Thank you for your interest in contributing to our BDD100K models repository. Our goal is to provide a comprehensive list of models for each task to fascilitate research on BDD100K. You can help us by contributing your models.
Contributing your models is as easy as making a pull request on our repository, which anyone can do!
- Fork and pull the latest version of BDD100K-Models.
- Create a new branch and add your models there (see what to add).
- Commit your changes.
- Create a pull request.
We provide a template for each task which you should exactly follow.
- First, submit your model predictions on both the validation and test set to our evaluation server (hosted on eval.ai) to obtain the official results.
- Next, provide all the necessary files shown in the template. See the general guidelines and the task specific guidelines for the exact files to include.
- Once you have everything, submit a pull request to add your model to the README of the corresponding task and we will verify your results based on your provided information.
- If everything looks good, we will merge your PR!
For now, we are only accepting models that are/will be published in top-tier venues (e.g., CVPR, ICCV, ECCV, etc.).
The general guidelines should be followed for any model contribution for any task. Copy this checklist to the description of your PR and fill the box of each completed item with an X.
- Upload all your files to publicly available online storage services (e.g., Google Drive) so your files can be accessed indefinitely.
- Paper:
- Include a link to your paper (preferably on arXiv) and the venue and year the paper is/will be published in.
- You can add a list of authors of the paper along with links to each person's website.
- Put the abstract of your paper in the indicated part.
- Results:
- You can include all variations of your method (e.g., different backbones/detectors), but not baselines.
- Include links to evaluation results on both validation and test set with BDD100K metrics.
- Include model weights and its corresponding MD5 hash as checksum.
- Include model predictions and visualizations on the validation set.
- Code:
- Include a link to your codebase on GitHub.
- Include usage instructions so that we can easily verify your results and others can easily use your model.
- Make sure your code and instructions are bug-free.
- Before making a pull request, make sure all the general guidelines and task specific guidelines are met.
We use the Apache 2.0 License for our repository.
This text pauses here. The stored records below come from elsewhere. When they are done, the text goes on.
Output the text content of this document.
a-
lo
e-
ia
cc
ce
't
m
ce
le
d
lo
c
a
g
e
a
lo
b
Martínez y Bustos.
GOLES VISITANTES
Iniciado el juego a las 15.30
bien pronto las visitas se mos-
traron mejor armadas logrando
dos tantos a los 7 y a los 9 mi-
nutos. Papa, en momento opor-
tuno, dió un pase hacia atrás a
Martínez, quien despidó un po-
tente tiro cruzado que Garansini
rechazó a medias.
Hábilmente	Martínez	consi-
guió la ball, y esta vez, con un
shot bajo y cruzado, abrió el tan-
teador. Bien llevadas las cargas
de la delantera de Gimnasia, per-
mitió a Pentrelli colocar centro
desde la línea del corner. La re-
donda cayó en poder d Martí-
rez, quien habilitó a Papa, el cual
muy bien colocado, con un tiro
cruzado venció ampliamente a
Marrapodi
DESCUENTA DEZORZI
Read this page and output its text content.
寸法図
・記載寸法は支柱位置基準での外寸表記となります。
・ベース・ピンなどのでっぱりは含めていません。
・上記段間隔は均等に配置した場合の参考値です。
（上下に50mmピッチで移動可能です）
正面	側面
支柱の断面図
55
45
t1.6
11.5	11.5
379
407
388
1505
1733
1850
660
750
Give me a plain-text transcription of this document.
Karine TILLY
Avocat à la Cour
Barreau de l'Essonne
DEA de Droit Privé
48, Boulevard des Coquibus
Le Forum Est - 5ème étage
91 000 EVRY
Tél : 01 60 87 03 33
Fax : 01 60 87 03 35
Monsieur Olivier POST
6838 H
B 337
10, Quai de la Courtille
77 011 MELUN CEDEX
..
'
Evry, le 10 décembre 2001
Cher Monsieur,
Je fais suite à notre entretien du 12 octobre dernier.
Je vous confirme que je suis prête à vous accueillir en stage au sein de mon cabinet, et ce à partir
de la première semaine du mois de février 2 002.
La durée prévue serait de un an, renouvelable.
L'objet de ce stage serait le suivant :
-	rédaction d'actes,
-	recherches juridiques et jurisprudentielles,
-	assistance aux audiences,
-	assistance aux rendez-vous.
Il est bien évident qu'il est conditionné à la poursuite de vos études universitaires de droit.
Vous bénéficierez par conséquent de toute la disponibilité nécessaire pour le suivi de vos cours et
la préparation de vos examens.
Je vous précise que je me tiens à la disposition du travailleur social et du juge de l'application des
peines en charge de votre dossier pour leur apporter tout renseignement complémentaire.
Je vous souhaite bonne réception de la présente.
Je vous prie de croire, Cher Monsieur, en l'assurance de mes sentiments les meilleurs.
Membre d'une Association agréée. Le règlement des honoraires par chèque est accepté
The BDD100K dataset and linked repositories are not subject to the same license.
Each task in BDD100K has its own template and guidelines. Click the links below to go to each template.
- Image Tagging
- Object Detection
- Instance Segmentation
- Semantic Segmentation
- Drivable Area
- Panoptic Segmentation
- Multiple Object Tracking (MOT)
- Multiple Object Tracking and Segmentation (MOTS)
- Pose Estimation
Template and guidelines below:
Paper name [Venue and Year]
Authors: Author list
Abstract
Put your abstract here.Backbone | Input | Acc-val | Scores-val | Acc-test | Scores-test | Config | Weights | Preds | Visuals |
---|---|---|---|---|---|---|---|---|---|
scores | scores | config | model | MD5 | preds | visuals |
Other information.
- The scores file should be a JSON file with evaluation results for all the MMClassification metrics (top-1 and top-5 accuracy, precision, recall, and F1-score).
- The predictions should be a JSON file containing model predictions for the entire validation set.
- The visuals should be a zip file with tagging visualizations for the entire validation set.
Example below:
Deep Layer Aggregation [CVPR 2018]
Authors: Fisher Yu, Dequan Wang, Evan Shelhamer, Trevor Darrell
Abstract
Visual recognition requires rich representations that span levels from low to high, scales from small to large, and resolutions from fine to coarse. Even with the depth of features in a convolutional network, a layer in isolation is not enough: compounding and aggregating these representations improves inference of what and where. Architectural efforts are exploring many dimensions for network backbones, designing deeper or wider architectures, but how to best aggregate layers and blocks across a network deserves further attention. Although skip connections have been incorporated to combine layers, these connections have been "shallow" themselves, and only fuse by simple, one-step operations. We augment standard architectures with deeper aggregation to better fuse information across layers. Our deep layer aggregation structures iteratively and hierarchically merge the feature hierarchy to make networks with better accuracy and fewer parameters. Experiments across architectures and tasks show that deep layer aggregation improves recognition and resolution compared to existing branching and merging schemes. The code is at [this https URL](https://github.com/ucbdrive/dla).Backbone | Input | Acc-val | Scores-val | Acc-test | Scores-test | Config | Weights | Preds | Visuals |
---|---|---|---|---|---|---|---|---|---|
DLA-34 | 224 * 224 | 81.35 | scores | 81.24 | scores | config | model | MD5 | preds | visuals |
DLA-60 | 224 * 224 | 79.99 | scores | 79.65 | scores | config | model | MD5 | preds | visuals |
DLA-X-60 | 224 * 224 | 80.22 | scores | 79.80 | scores | config | model | MD5 | preds | visuals |
Template and guidelines below:
Paper name [Venue and Year]
Authors: Author list
Abstract
Put your abstract here.Backbone | Lr schd | MS-train | Box AP-val | Scores-val | Box AP-test | Scores-test | Config | Weights | Preds | Visuals |
---|---|---|---|---|---|---|---|---|---|---|
scores | scores | config | model | MD5 | preds | visuals |
Other information.
- The scores file should be a JSON file with evaluation results for all the BDD100K detection metrics.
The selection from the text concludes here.